A memória do culto afro-brasileiro de Nação Congo-Angola (ou apenas Angola) na Bahia estará em pauta nos próximos dias. Isso por que, o Terreiro Bate Folha - Manso Banduquenqué abre as celebrações em torno dos 100 anos da Casa. Durante o centenário, o Terreiro promoverá atividades que visam resguardar a memória e apresentar a história do Terreiro, pontuando a tradição que possui no culto afro baiano, principalmente, no Candomblé Congo-Angola, de tradição bantu. Serão realizadas mesas redondas, palestras, performances culturais e conferências para debater e fomentar o legado histórico da religião. Também, estão previstos os lançamentos do projeto memorial arquivistico do Bate Folha, selo personalizado do centenário, documentário e exposição fotográfica sobre a história do Terreiro. A programação vai ser estender por todo ano do centenário, sendo iniciada no final do mês de novembro.As atividades contam com apoio da Fundação Pedro Calmon, vinculada a Secretaria de Cultura e da Secretaria de Políticas para as Mulheres, com a proposta de preservar o legado histórico dos 100 anos do Terreiro e sua importância para a salvaguarda do culto afro brasileiro.
O diretor geral da Fundação, Zulu Araújo comenta que “as comunidades dos terreiros são portadoras de uma memória coletiva e a participação da FPC é no sentido de fortalecer o resguardo destas fontes, que possuem saberes históricos”. Ele ainda reforça, pontuando que “também é missão da Pedro Calmon e do Centro de Memória da Bahia abrigar a memória cultural e sagrada da Bahia, resguardando os princípios a partir dos conceitos de identidade social”.
Programação – O primeiro encontro será no dia 24 de novembro, a partir das 14h, na Assembléia Legislativa da Bahia, na sessão solene proposta pelo deputado estadual Bira Coroa. Já no domingo, 27, acontece a Missa na Igreja Rosário dos Pretos, Pelourinho, a partir das 9h. No sábado seguinte, 03, acontece a abertura da exposição fotográfica "100 anos depois", de Marisa Vianna, apresentando alguns dos registros realizados no Terreiro, nos últimos dois anos. Este lançamento integra o conjunto de ações que ocorrerão durante o Seminário dos 100 anos do Bate Folha, nos dias 03 e 04 de dezembro.
O Seminário tem a proposta de promover um espaço de dialogo sobre a história da Casa, assim como, discussões a cerca do culto de matriz africana com origem em Angola, amenizando alguns conceitos folclóricos.
O Tatá Muguanxi, zelador do Terreiro, comenta que tal evento é importante, pois marca os cem anos da Casa. “O Seminário é o momento no qual a Casa vai receber seus filhos e a comunidade para juntos falarmos dos 100 anos e das pessoas que construíram estes 100 anos”, comenta o líder religioso do Bate Folha.
Bate Folha - O Terreiro foi fundado em 1916 e atualmente, encontra-se sob a gestão do seu sexto sacerdote, Tata Muguanxi (Cícero Lima).
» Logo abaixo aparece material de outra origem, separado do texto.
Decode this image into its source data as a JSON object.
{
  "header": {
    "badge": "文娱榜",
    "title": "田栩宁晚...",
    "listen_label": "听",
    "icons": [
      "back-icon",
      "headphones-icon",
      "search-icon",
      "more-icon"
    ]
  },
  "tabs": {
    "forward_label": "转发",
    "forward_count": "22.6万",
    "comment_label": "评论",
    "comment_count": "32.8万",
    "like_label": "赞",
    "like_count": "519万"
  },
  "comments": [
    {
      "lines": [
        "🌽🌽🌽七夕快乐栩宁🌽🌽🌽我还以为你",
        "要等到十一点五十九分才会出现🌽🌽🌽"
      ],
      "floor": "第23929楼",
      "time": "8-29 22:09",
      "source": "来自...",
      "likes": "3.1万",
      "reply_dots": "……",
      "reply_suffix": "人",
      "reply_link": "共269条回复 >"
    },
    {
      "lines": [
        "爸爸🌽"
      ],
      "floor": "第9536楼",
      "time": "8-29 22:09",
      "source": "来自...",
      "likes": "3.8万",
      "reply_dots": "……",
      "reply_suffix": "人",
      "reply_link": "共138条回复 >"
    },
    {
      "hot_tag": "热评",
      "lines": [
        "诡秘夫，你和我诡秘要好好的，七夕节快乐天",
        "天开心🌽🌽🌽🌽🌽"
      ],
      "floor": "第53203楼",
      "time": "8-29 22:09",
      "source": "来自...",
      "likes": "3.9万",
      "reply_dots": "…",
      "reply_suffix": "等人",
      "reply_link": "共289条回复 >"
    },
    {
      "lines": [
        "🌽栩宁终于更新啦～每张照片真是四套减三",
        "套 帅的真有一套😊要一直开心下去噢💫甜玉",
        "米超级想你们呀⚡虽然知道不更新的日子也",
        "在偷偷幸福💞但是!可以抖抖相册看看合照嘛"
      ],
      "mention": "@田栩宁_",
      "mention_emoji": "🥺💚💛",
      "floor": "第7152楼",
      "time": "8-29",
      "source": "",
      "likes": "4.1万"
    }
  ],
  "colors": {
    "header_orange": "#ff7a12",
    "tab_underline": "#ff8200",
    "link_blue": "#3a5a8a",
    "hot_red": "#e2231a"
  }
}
Localizado no bairro da Mata Escura, é o maior terreiro da cidade de Salvador, em extensão territorial, e, um dos mais antigos da capital.
Dedicado ao Inquisse Mbamburucema, a Casa possui a maior área urbana remanescente de Mata Atlântica, com, aproximadamente, 15,5 hectares, cerca de 70% de área total.
Foi tombado como patrimônio nacional, pelo Instituto do Patrimônio Histórico e Artístico Nacional (Iphan), em 10 de outubro de 200, por se reconhecido como bem cultural.
Também reconhecido como Território Cultural Brasileiro pela Fundação Palmares e como Patrimônio Cultural Brasileiro pelo Instituto do Patrimônio Histórico e Artístico Nacional (Iphan), o Manso Banduquenqué é um importante centro de culto afro-brasileiro de Nação Congo-Angola.